The idea of free movement for talent between NA/OCE isn’t new. The concept that OCE talent wouldn’t count towards an import slot in the LCS was first floated in 2019. Following NA’s disastrous performance at Worlds 2019, the OCE and Latin America were both considered for this treatment. Additionally, the move to a major region from the OPL isn’t without precedent. One of the OPL’s biggest stars, Mitchell “Destiny” Shaw, signed with the LEC’s Origen in 2019.
However, the free movement to NA initiative will be of little consolation for the vast majority of Oceanic players. The LCS already has a fully talent base. Despite criticism of the region’s development of talent, it still manages to fill out its 50 roster slots each season. Chances of OCE talent making it to an academy roster, let alone a main LCS lineup, are slim indeed. But there’s certainly some standouts who could make the jump.
OPL Qualifying Tournament for Worlds 2021
The other consolation offered for fans of the OCE region is that teams would not be completely shut out of the international scene. As per the announcement, Riot Games “will also hold qualifying tournaments in OCE for both MSI and Worlds in 2021, ensuring teams from the region will continue to be represented at our two major global events next season.”

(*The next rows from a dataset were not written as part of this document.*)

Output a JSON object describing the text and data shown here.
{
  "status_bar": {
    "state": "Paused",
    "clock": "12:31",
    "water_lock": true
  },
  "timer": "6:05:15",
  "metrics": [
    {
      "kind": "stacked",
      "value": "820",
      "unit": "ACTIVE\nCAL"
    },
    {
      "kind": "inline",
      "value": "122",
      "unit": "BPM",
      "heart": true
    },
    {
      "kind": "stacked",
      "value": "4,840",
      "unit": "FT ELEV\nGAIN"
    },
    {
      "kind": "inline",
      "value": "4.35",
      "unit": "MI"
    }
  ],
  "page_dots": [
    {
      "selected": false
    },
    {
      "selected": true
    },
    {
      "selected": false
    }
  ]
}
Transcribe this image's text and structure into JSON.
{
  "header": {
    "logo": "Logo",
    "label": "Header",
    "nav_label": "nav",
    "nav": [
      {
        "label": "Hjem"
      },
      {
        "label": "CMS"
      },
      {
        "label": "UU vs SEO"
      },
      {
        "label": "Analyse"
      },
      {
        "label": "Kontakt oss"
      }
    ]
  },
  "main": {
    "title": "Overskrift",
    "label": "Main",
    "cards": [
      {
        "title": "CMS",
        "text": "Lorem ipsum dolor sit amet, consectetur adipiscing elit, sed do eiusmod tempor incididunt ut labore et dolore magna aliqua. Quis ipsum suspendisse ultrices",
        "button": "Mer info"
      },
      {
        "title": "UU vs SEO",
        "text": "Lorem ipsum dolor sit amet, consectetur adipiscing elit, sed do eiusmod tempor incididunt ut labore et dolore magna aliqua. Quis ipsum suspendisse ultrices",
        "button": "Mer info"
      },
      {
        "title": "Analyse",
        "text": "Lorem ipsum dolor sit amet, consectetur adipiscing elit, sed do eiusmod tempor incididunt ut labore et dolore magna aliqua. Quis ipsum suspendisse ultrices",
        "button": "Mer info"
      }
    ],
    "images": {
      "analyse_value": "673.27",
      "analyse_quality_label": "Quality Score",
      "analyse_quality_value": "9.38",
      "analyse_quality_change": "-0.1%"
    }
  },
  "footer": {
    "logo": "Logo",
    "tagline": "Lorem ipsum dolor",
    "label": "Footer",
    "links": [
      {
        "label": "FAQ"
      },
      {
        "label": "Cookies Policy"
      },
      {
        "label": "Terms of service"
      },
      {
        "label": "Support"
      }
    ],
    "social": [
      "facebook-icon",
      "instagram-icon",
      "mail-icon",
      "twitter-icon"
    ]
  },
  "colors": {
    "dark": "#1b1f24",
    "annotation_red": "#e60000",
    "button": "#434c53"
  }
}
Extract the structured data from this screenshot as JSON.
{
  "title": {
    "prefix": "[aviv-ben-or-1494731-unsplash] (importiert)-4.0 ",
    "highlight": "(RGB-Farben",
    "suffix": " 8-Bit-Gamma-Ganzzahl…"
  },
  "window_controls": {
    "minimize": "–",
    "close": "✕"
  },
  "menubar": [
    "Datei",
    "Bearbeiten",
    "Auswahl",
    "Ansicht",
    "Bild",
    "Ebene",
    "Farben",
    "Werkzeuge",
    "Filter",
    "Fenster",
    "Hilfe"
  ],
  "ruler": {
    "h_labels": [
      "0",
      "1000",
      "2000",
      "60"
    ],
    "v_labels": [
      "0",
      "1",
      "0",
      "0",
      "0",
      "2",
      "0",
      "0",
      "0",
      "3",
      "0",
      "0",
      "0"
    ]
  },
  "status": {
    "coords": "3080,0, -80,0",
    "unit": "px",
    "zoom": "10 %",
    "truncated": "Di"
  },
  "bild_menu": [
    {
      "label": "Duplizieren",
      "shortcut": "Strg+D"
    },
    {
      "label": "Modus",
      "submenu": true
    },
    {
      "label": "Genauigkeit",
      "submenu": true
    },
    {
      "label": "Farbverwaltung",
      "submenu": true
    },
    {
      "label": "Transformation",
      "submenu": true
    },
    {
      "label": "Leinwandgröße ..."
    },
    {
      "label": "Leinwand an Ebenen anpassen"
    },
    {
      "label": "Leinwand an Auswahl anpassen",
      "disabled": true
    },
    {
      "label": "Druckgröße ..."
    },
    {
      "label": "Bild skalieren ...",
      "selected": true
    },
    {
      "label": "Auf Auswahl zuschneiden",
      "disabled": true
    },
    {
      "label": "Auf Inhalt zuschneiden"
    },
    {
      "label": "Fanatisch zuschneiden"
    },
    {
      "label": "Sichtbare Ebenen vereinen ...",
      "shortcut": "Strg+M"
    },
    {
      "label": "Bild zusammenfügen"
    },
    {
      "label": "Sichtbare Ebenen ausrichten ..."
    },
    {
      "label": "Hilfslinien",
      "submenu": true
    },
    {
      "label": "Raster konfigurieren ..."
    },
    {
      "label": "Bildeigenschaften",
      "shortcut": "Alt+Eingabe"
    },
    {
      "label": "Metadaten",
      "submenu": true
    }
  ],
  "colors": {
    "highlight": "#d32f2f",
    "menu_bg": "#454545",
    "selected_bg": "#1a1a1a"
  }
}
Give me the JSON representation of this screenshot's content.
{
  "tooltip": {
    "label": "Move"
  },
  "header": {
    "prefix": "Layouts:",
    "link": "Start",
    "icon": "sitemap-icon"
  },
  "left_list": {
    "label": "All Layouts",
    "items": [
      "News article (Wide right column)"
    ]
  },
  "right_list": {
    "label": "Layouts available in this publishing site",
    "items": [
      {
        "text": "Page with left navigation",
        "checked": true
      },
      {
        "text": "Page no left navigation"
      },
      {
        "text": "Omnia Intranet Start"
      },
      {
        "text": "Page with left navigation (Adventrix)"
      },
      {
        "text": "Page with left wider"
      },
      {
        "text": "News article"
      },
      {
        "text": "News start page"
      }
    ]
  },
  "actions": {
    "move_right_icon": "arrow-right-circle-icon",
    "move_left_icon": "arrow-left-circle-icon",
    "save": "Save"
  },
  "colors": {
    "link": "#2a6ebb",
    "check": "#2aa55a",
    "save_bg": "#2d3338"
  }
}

As a result, OCE will still have a chance to be represented in the wider world. But without an official league, teams will be desperately waiting for two events a year. Riot Games gave no elaboration in their announcement – and so it’s unclear what talent pool these teams would be drawn from. Or how teams are supposed to sustain themselves without an official league. Without support, it would be incredibly challenging for an organisation to maintain an internationally competitive team in the OCE region.
Again this promise will do little to comfort OCE fans and players who have seen their league dismantled in front of them.
Picking up the Pieces
The one shining light for the OCE is that League of Legends isn’t going to go away completely. With a player count somewhere in the hundred thousands at the last count, OCE is on a similar level to the likes of the CIS or Singapore. With the former represented by the Unicorns of Love in the group stages of Worlds 2020 and the latter a part of the PCS, which has two representatives at the same event, there’s no reason the OCE couldn’t still be competitive internationally.
The OPL had been built on a strong foundation of grassroots events, amateur play, and independent tournaments. OCE teams had great showings at Intel Extreme Masters events and the Gamescom International Wildcard Tournaments. Combined with an exploding playerbase at the time led to the initial founding of the OPL. Five years on, and Riot is pulling the plug.
When Riot Games says “the OPL has not met our goals for the league,” it ultimately refers to the failures of Riot Games. Not the OPL. The OPL had incredible talent who competed at an international level for many years. But even this hasn’t helped to staunch the bleeding of a declining player base in the region. This was further compounded by a lower level of cosmetic sales thanks to unfavorable exchange rates in the region. A combination of reasons that likely saw Riot Games decide to cut the cord on an unprofitable region with limited scope for growth.
Out of the ashes of this abandonment, the OCE region will likely return to the smaller tournaments. And perhaps thanks to this the region will begin to shine again, and teams like Legacy Esports and MAMMOTH, who made waves on the international stage, will rise again.